In the context of Hinduism, the term vrata (pronunciation: vrat, vratham or brat) denotes a religious practice to carry out certain obligations with a view to achieve divine blessing for fulfillment of one or several desires. Etymologically, vrata, a Sanskrit word (and also used in several Indo-European languages), means to vow or to promise. A vrata may consist of one or more of several actions. Such actions may include complete or partial fasting on certain specific days; a Yatra (pilgrimage) to a particular place or places; a visit, darśana and puja at a particular temple or temples; recitation of mantras and prayers; performing yajnas.

==Festivals==

Hindus observe sacred occasions by festive observances. All festivals in Hinduism are predominantly religious in character and significance. Many festivals are seasonal.
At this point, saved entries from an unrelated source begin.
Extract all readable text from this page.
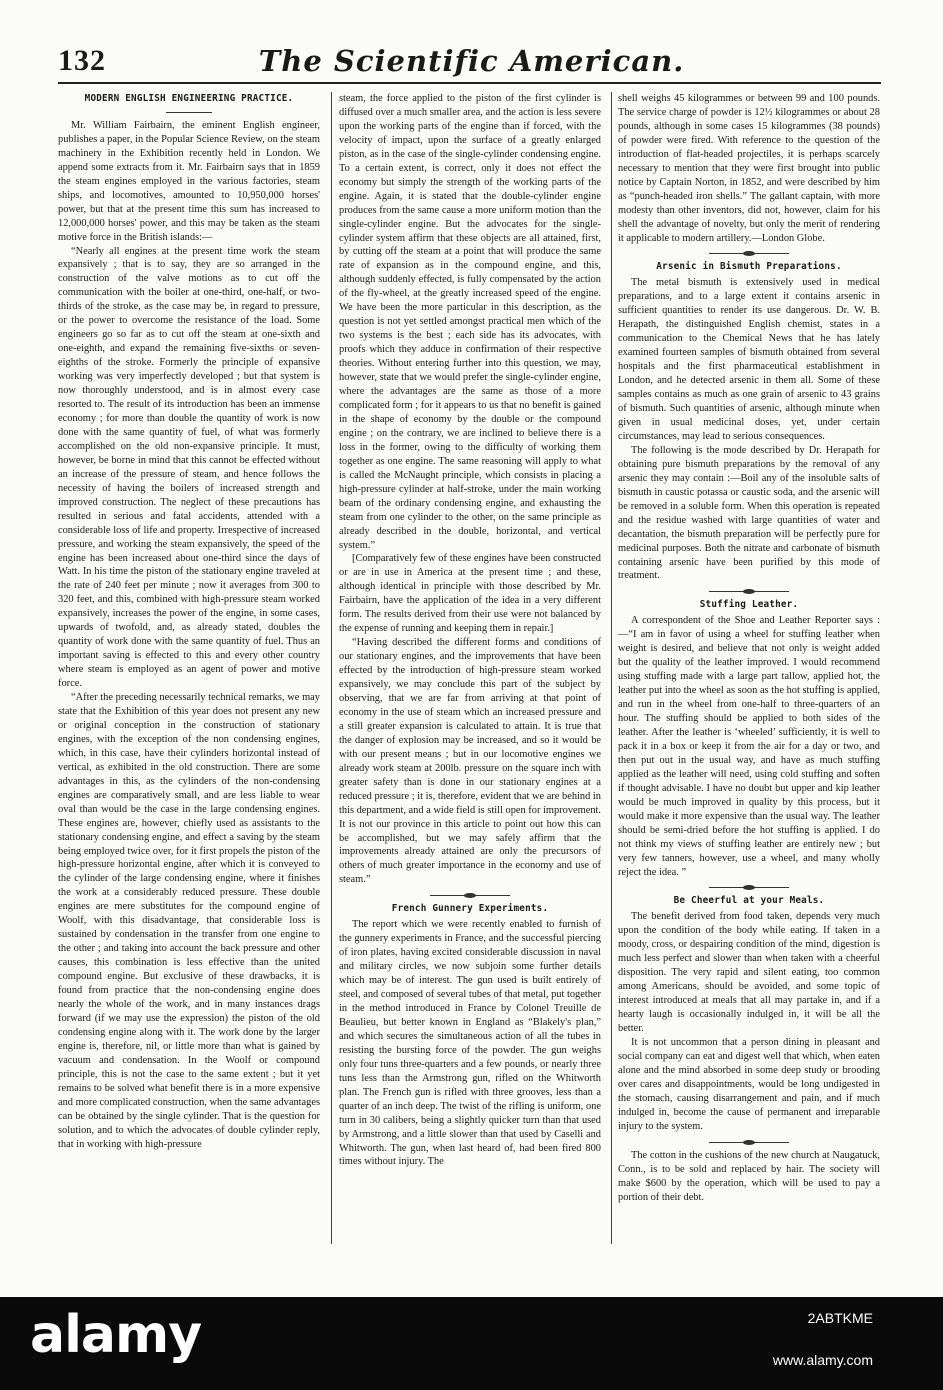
132	The Scientific American.
MODERN ENGLISH ENGINEERING PRACTICE.

Mr. William Fairbairn, the eminent English engineer, publishes a paper, in the Popular Science Review, on the steam machinery in the Exhibition recently held in London. We append some extracts from it. Mr. Fairbairn says that in 1859 the steam engines employed in the various factories, steam ships, and locomotives, amounted to 10,950,000 horses' power, but that at the present time this sum has increased to 12,000,000 horses' power, and this may be taken as the steam motive force in the British islands:—

“Nearly all engines at the present time work the steam expansively ; that is to say, they are so arranged in the construction of the valve motions as to cut off the communication with the boiler at one-third, one-half, or two-thirds of the stroke, as the case may be, in regard to pressure, or the power to overcome the resistance of the load. Some engineers go so far as to cut off the steam at one-sixth and one-eighth, and expand the remaining five-sixths or seven-eighths of the stroke. Formerly the principle of expansive working was very imperfectly developed ; but that system is now thoroughly understood, and is in almost every case resorted to. The result of its introduction has been an immense economy ; for more than double the quantity of work is now done with the same quantity of fuel, of what was formerly accomplished on the old non-expansive principle. It must, however, be borne in mind that this cannot be effected without an increase of the pressure of steam, and hence follows the necessity of having the boilers of increased strength and improved construction. The neglect of these precautions has resulted in serious and fatal accidents, attended with a considerable loss of life and property. Irrespective of increased pressure, and working the steam expansively, the speed of the engine has been increased about one-third since the days of Watt. In his time the piston of the stationary engine traveled at the rate of 240 feet per minute ; now it averages from 300 to 320 feet, and this, combined with high-pressure steam worked expansively, increases the power of the engine, in some cases, upwards of twofold, and, as already stated, doubles the quantity of work done with the same quantity of fuel. Thus an important saving is effected to this and every other country where steam is employed as an agent of power and motive force.

“After the preceding necessarily technical remarks, we may state that the Exhibition of this year does not present any new or original conception in the construction of stationary engines, with the exception of the non condensing engines, which, in this case, have their cylinders horizontal instead of vertical, as exhibited in the old construction. There are some advantages in this, as the cylinders of the non-condensing engines are comparatively small, and are less liable to wear oval than would be the case in the large condensing engines. These engines are, however, chiefly used as assistants to the stationary condensing engine, and effect a saving by the steam being employed twice over, for it first propels the piston of the high-pressure horizontal engine, after which it is conveyed to the cylinder of the large condensing engine, where it finishes the work at a considerably reduced pressure. These double engines are mere substitutes for the compound engine of Woolf, with this disadvantage, that considerable loss is sustained by condensation in the transfer from one engine to the other ; and taking into account the back pressure and other causes, this combination is less effective than the united compound engine. But exclusive of these drawbacks, it is found from practice that the non-condensing engine does nearly the whole of the work, and in many instances drags forward (if we may use the expression) the piston of the old condensing engine along with it. The work done by the larger engine is, therefore, nil, or little more than what is gained by vacuum and condensation. In the Woolf or compound principle, this is not the case to the same extent ; but it yet remains to be solved what benefit there is in a more expensive and more complicated construction, when the same advantages can be obtained by the single cylinder. That is the question for solution, and to which the advocates of double cylinder reply, that in working with high-pressure

steam, the force applied to the piston of the first cylinder is diffused over a much smaller area, and the action is less severe upon the working parts of the engine than if forced, with the velocity of impact, upon the surface of a greatly enlarged piston, as in the case of the single-cylinder condensing engine. To a certain extent, is correct, only it does not effect the economy but simply the strength of the working parts of the engine. Again, it is stated that the double-cylinder engine produces from the same cause a more uniform motion than the single-cylinder engine. But the advocates for the single-cylinder system affirm that these objects are all attained, first, by cutting off the steam at a point that will produce the same rate of expansion as in the compound engine, and this, although suddenly effected, is fully compensated by the action of the fly-wheel, at the greatly increased speed of the engine. We have been the more particular in this description, as the question is not yet settled amongst practical men which of the two systems is the best ; each side has its advocates, with proofs which they adduce in confirmation of their respective theories. Without entering further into this question, we may, however, state that we would prefer the single-cylinder engine, where the advantages are the same as those of a more complicated form ; for it appears to us that no benefit is gained in the shape of economy by the double or the compound engine ; on the contrary, we are inclined to believe there is a loss in the former, owing to the difficulty of working them together as one engine. The same reasoning will apply to what is called the McNaught principle, which consists in placing a high-pressure cylinder at half-stroke, under the main working beam of the ordinary condensing engine, and exhausting the steam from one cylinder to the other, on the same principle as already described in the double, horizontal, and vertical system.”

[Comparatively few of these engines have been constructed or are in use in America at the present time ; and these, although identical in principle with those described by Mr. Fairbairn, have the application of the idea in a very different form. The results derived from their use were not balanced by the expense of running and keeping them in repair.]

“Having described the different forms and conditions of our stationary engines, and the improvements that have been effected by the introduction of high-pressure steam worked expansively, we may conclude this part of the subject by observing, that we are far from arriving at that point of economy in the use of steam which an increased pressure and a still greater expansion is calculated to attain. It is true that the danger of explosion may be increased, and so it would be with our present means ; but in our locomotive engines we already work steam at 200lb. pressure on the square inch with greater safety than is done in our stationary engines at a reduced pressure ; it is, therefore, evident that we are behind in this department, and a wide field is still open for improvement. It is not our province in this article to point out how this can be accomplished, but we may safely affirm that the improvements already attained are only the precursors of others of much greater importance in the economy and use of steam.”

French Gunnery Experiments.

The report which we were recently enabled to furnish of the gunnery experiments in France, and the successful piercing of iron plates, having excited considerable discussion in naval and military circles, we now subjoin some further details which may be of interest. The gun used is built entirely of steel, and composed of several tubes of that metal, put together in the method introduced in France by Colonel Treuille de Beaulieu, but better known in England as “Blakely's plan,” and which secures the simultaneous action of all the tubes in resisting the bursting force of the powder. The gun weighs only four tuns three-quarters and a few pounds, or nearly three tuns less than the Armstrong gun, rifled on the Whitworth plan. The French gun is rifled with three grooves, less than a quarter of an inch deep. The twist of the rifling is uniform, one turn in 30 calibers, being a slightly quicker turn than that used by Armstrong, and a little slower than that used by Caselli and Whitworth. The gun, when last heard of, had been fired 800 times without injury. The

shell weighs 45 kilogrammes or between 99 and 100 pounds. The service charge of powder is 12½ kilogrammes or about 28 pounds, although in some cases 15 kilogrammes (38 pounds) of powder were fired. With reference to the question of the introduction of flat-headed projectiles, it is perhaps scarcely necessary to mention that they were first brought into public notice by Captain Norton, in 1852, and were described by him as “punch-headed iron shells.” The gallant captain, with more modesty than other inventors, did not, however, claim for his shell the advantage of novelty, but only the merit of rendering it applicable to modern artillery.—London Globe.

Arsenic in Bismuth Preparations.

The metal bismuth is extensively used in medical preparations, and to a large extent it contains arsenic in sufficient quantities to render its use dangerous. Dr. W. B. Herapath, the distinguished English chemist, states in a communication to the Chemical News that he has lately examined fourteen samples of bismuth obtained from several hospitals and the first pharmaceutical establishment in London, and he detected arsenic in them all. Some of these samples contains as much as one grain of arsenic to 43 grains of bismuth. Such quantities of arsenic, although minute when given in usual medicinal doses, yet, under certain circumstances, may lead to serious consequences.

The following is the mode described by Dr. Herapath for obtaining pure bismuth preparations by the removal of any arsenic they may contain :—Boil any of the insoluble salts of bismuth in caustic potassa or caustic soda, and the arsenic will be removed in a soluble form. When this operation is repeated and the residue washed with large quantities of water and decantation, the bismuth preparation will be perfectly pure for medicinal purposes. Both the nitrate and carbonate of bismuth containing arsenic have been purified by this mode of treatment.

Stuffing Leather.

A correspondent of the Shoe and Leather Reporter says :—“I am in favor of using a wheel for stuffing leather when weight is desired, and believe that not only is weight added but the quality of the leather improved. I would recommend using stuffing made with a large part tallow, applied hot, the leather put into the wheel as soon as the hot stuffing is applied, and run in the wheel from one-half to three-quarters of an hour. The stuffing should be applied to both sides of the leather. After the leather is ‘wheeled’ sufficiently, it is well to pack it in a box or keep it from the air for a day or two, and then put out in the usual way, and have as much stuffing applied as the leather will need, using cold stuffing and soften if thought advisable. I have no doubt but upper and kip leather would be much improved in quality by this process, but it would make it more expensive than the usual way. The leather should be semi-dried before the hot stuffing is applied. I do not think my views of stuffing leather are entirely new ; but very few tanners, however, use a wheel, and many wholly reject the idea. ”

Be Cheerful at your Meals.

The benefit derived from food taken, depends very much upon the condition of the body while eating. If taken in a moody, cross, or despairing condition of the mind, digestion is much less perfect and slower than when taken with a cheerful disposition. The very rapid and silent eating, too common among Americans, should be avoided, and some topic of interest introduced at meals that all may partake in, and if a hearty laugh is occasionally indulged in, it will be all the better.

It is not uncommon that a person dining in pleasant and social company can eat and digest well that which, when eaten alone and the mind absorbed in some deep study or brooding over cares and disappointments, would be long undigested in the stomach, causing disarrangement and pain, and if much indulged in, become the cause of permanent and irreparable injury to the system.

The cotton in the cushions of the new church at Naugatuck, Conn., is to be sold and replaced by hair. The society will make $600 by the operation, which will be used to pay a portion of their debt.

alamy	2ABTKME
www.alamy.com
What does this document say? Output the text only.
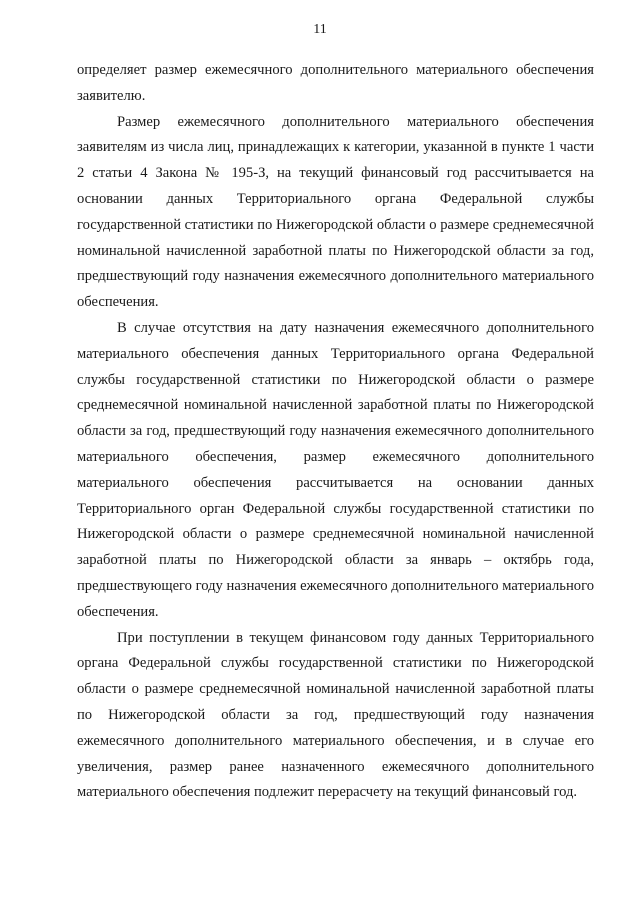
11

определяет размер ежемесячного дополнительного материального обеспечения заявителю.

Размер ежемесячного дополнительного материального обеспечения заявителям из числа лиц, принадлежащих к категории, указанной в пункте 1 части 2 статьи 4 Закона № 195-З, на текущий финансовый год рассчитывается на основании данных Территориального органа Федеральной службы государственной статистики по Нижегородской области о размере среднемесячной номинальной начисленной заработной платы по Нижегородской области за год, предшествующий году назначения ежемесячного дополнительного материального обеспечения.

В случае отсутствия на дату назначения ежемесячного дополнительного материального обеспечения данных Территориального органа Федеральной службы государственной статистики по Нижегородской области о размере среднемесячной номинальной начисленной заработной платы по Нижегородской области за год, предшествующий году назначения ежемесячного дополнительного материального обеспечения, размер ежемесячного дополнительного материального обеспечения рассчитывается на основании данных Территориального орган Федеральной службы государственной статистики по Нижегородской области о размере среднемесячной номинальной начисленной заработной платы по Нижегородской области за январь – октябрь года, предшествующего году назначения ежемесячного дополнительного материального обеспечения.

При поступлении в текущем финансовом году данных Территориального органа Федеральной службы государственной статистики по Нижегородской области о размере среднемесячной номинальной начисленной заработной платы по Нижегородской области за год, предшествующий году назначения ежемесячного дополнительного материального обеспечения, и в случае его увеличения, размер ранее назначенного ежемесячного дополнительного материального обеспечения подлежит перерасчету на текущий финансовый год.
Some celebrate harvest and birth of God or heroes. Many are dedicated to Shiva and Parvati, Vishnu and Lakshmi and Brahma and Saraswati

==Yatra==

Yātrā ('journey', 'procession') generally means pilgrimage to holy places such as confluences of sacred rivers, places associated with Hindu epics such as the Mahabharata and Ramayana, and other sacred pilgrimage sites. Tīrtha-yātrā refers to a pilgrimage to a holy site, and is generally undertaken in groups. One who goes on a yatra is known as a yatri. A yatra is a kamya ritual; it is desirable, but not obligatory, for a Hindu to perform it. One can go on a yatra for a variety of reasons, including festivals, to perform rituals for one's ancestors, or to obtain good karma. To traditional Hindus, the journey itself is as important as the destination, and the hardships of travel serve as an act of devotion in themselves. Visiting a sacred place is believed by the pilgrim to purify the self and bring one closer to the divine.